Hi Bogdan,
Great to hear someone is looking at montor mode :) A very under-utilised feature of M3 IMO, and the potential for some great things!
As Igor has explained, we attach to the target as a debugger (HALT mode), so we can respond to semihosting requests via JTAG, just like a host based debugger would. This allows us to do things like service semihosted file requests which is pretty neat.
We don't actively stop you messing with anything; it turns out after a little investigation it is actually the core itself that is not allowed to write this register. See:
That is a bit of a gotcha, so here are some ideas to ungotcha us. One is that we provide a call to disconnect the debugger. I have a build of something like this which actually turns the whole interface off assuming USB is disconnected, but then you'd loose the USB serial/power, which may not be so neat. So perhaps a call to detach the debugger only could be a start.

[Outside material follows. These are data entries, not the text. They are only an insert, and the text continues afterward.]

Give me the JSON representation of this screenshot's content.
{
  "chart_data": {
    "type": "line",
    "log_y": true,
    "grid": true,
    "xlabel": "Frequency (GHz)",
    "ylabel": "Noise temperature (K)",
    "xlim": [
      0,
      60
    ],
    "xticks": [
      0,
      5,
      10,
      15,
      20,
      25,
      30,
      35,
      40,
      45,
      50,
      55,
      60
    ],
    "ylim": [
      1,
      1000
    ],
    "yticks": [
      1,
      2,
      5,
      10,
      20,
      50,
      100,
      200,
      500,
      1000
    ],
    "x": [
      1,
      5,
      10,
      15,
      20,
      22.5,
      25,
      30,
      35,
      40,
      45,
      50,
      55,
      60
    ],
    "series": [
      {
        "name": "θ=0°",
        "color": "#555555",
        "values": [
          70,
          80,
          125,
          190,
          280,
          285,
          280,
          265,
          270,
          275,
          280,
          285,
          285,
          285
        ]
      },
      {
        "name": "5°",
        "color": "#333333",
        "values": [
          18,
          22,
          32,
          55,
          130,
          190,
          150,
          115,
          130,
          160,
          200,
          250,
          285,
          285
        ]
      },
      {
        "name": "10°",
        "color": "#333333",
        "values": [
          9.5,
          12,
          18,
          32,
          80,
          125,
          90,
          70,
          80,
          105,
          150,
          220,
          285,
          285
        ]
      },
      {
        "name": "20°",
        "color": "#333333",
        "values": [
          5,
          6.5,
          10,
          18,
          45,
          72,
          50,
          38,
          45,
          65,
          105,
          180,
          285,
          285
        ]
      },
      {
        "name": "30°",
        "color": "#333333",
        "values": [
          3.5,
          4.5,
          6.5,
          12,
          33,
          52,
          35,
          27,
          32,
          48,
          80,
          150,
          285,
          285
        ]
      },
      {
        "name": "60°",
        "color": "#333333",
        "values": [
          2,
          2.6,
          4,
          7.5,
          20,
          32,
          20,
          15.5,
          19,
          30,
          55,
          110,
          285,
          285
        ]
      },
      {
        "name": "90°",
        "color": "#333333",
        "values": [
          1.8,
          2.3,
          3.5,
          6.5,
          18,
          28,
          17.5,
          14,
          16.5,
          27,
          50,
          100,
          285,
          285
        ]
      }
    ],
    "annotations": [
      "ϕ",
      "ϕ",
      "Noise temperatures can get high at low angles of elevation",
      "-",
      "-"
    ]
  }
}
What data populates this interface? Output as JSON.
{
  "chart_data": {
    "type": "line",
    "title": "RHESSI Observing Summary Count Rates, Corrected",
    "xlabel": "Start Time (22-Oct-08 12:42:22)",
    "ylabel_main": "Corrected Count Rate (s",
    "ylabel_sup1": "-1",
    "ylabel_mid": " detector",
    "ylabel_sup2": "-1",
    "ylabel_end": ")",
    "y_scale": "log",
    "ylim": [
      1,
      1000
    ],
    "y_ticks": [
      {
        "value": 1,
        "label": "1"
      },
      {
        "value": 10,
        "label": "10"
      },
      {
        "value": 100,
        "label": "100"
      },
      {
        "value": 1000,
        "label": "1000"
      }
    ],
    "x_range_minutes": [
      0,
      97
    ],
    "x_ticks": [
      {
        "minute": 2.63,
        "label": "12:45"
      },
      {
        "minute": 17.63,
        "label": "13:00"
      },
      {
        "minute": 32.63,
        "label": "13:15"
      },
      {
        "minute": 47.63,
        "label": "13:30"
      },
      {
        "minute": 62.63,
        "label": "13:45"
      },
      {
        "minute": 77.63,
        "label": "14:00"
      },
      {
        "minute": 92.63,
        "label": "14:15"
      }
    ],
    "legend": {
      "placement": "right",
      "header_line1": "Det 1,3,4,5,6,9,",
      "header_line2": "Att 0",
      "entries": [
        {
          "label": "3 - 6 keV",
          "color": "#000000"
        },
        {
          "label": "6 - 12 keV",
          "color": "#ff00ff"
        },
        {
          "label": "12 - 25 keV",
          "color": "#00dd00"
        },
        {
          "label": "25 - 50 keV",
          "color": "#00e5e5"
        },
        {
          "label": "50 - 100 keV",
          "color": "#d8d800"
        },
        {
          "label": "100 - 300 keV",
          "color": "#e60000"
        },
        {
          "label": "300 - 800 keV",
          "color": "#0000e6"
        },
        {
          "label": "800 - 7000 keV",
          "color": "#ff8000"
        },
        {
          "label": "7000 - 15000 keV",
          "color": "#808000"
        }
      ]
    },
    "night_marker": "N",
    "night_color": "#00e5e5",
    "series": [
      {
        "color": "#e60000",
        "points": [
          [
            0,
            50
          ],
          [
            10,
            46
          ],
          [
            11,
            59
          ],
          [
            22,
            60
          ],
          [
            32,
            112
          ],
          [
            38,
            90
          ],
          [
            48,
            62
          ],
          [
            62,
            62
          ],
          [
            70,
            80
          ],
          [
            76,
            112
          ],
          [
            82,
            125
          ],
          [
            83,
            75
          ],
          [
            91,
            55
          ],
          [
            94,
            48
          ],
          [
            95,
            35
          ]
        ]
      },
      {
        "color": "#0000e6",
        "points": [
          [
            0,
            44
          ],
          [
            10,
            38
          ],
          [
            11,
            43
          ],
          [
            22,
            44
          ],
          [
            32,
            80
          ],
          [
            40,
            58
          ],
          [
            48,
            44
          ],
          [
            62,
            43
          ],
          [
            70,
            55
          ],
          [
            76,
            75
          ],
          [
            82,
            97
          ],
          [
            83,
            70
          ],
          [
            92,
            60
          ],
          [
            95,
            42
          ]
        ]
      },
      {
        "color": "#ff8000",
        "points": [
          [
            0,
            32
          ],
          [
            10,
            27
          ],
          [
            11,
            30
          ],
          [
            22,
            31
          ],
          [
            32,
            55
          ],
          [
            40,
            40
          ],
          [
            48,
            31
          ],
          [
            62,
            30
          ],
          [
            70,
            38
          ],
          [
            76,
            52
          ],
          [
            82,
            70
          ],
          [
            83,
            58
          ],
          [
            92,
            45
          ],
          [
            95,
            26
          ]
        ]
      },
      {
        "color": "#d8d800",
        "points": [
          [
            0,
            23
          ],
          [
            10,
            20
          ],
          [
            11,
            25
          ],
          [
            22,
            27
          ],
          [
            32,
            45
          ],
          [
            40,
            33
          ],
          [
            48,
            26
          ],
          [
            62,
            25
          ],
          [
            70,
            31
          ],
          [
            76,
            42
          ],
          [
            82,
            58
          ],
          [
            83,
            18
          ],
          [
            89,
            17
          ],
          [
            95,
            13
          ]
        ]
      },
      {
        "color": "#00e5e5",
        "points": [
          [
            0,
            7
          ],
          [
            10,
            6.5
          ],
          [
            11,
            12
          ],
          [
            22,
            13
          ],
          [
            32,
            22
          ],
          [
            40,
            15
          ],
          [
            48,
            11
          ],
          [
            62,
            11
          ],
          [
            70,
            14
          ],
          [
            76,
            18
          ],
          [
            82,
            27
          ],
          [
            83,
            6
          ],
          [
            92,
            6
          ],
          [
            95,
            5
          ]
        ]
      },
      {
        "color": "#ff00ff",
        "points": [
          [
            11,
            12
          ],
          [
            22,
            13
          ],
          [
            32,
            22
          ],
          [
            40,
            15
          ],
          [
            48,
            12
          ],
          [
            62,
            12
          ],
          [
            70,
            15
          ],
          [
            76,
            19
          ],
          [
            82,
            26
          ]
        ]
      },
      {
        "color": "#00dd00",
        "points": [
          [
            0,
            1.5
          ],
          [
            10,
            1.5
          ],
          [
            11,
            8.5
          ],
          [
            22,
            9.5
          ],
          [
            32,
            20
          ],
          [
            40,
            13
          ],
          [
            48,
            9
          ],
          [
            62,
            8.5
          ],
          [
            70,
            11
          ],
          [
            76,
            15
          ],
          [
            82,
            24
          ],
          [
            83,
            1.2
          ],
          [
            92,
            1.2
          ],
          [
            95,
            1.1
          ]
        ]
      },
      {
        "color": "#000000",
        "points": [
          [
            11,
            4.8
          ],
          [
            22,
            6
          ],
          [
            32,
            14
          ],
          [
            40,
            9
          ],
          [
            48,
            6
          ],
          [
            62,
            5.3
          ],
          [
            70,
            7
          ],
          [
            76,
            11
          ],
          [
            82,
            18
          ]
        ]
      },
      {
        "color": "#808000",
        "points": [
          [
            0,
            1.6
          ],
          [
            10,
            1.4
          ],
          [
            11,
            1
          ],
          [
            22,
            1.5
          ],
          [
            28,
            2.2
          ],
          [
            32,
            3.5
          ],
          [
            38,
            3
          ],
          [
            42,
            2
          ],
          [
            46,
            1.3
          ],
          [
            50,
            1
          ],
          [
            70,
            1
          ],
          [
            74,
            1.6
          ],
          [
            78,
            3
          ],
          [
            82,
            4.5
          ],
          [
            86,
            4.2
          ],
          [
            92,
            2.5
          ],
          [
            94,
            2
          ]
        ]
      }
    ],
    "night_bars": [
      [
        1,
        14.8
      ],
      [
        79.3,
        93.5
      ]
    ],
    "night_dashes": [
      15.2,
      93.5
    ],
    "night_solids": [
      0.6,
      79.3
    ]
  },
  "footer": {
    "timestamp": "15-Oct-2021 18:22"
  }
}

As an alternative, maybe we could cascade it in some way? I've not looked to see if it is actually possible, but maybe when a HALT mode unhalts, it could cascade to the monitor if enabled? It sounds like it doesn't do this by default from your experiments, so it'd need some investigation to see if this is possible/sensible/a good idea.
If it is of interest, I could provide you the powerdown interface build, as long as you realise you'll have to run your tests with it disconnected from USB. But it may be interesting to see what is possible.
Simon
Hi,
I'm trying to use the FPB unit on the LPC1768 to activate a debug monitor exception on address match, and I can't make it to work apparently. The exception is never executed. I was wondering, does mbed do something special with the debug monitor? I'm asking because I noticed that FP_CTRL has ENABLE (bit 0) set to 1 when my application starts, which shouldn't happen according to the documentation.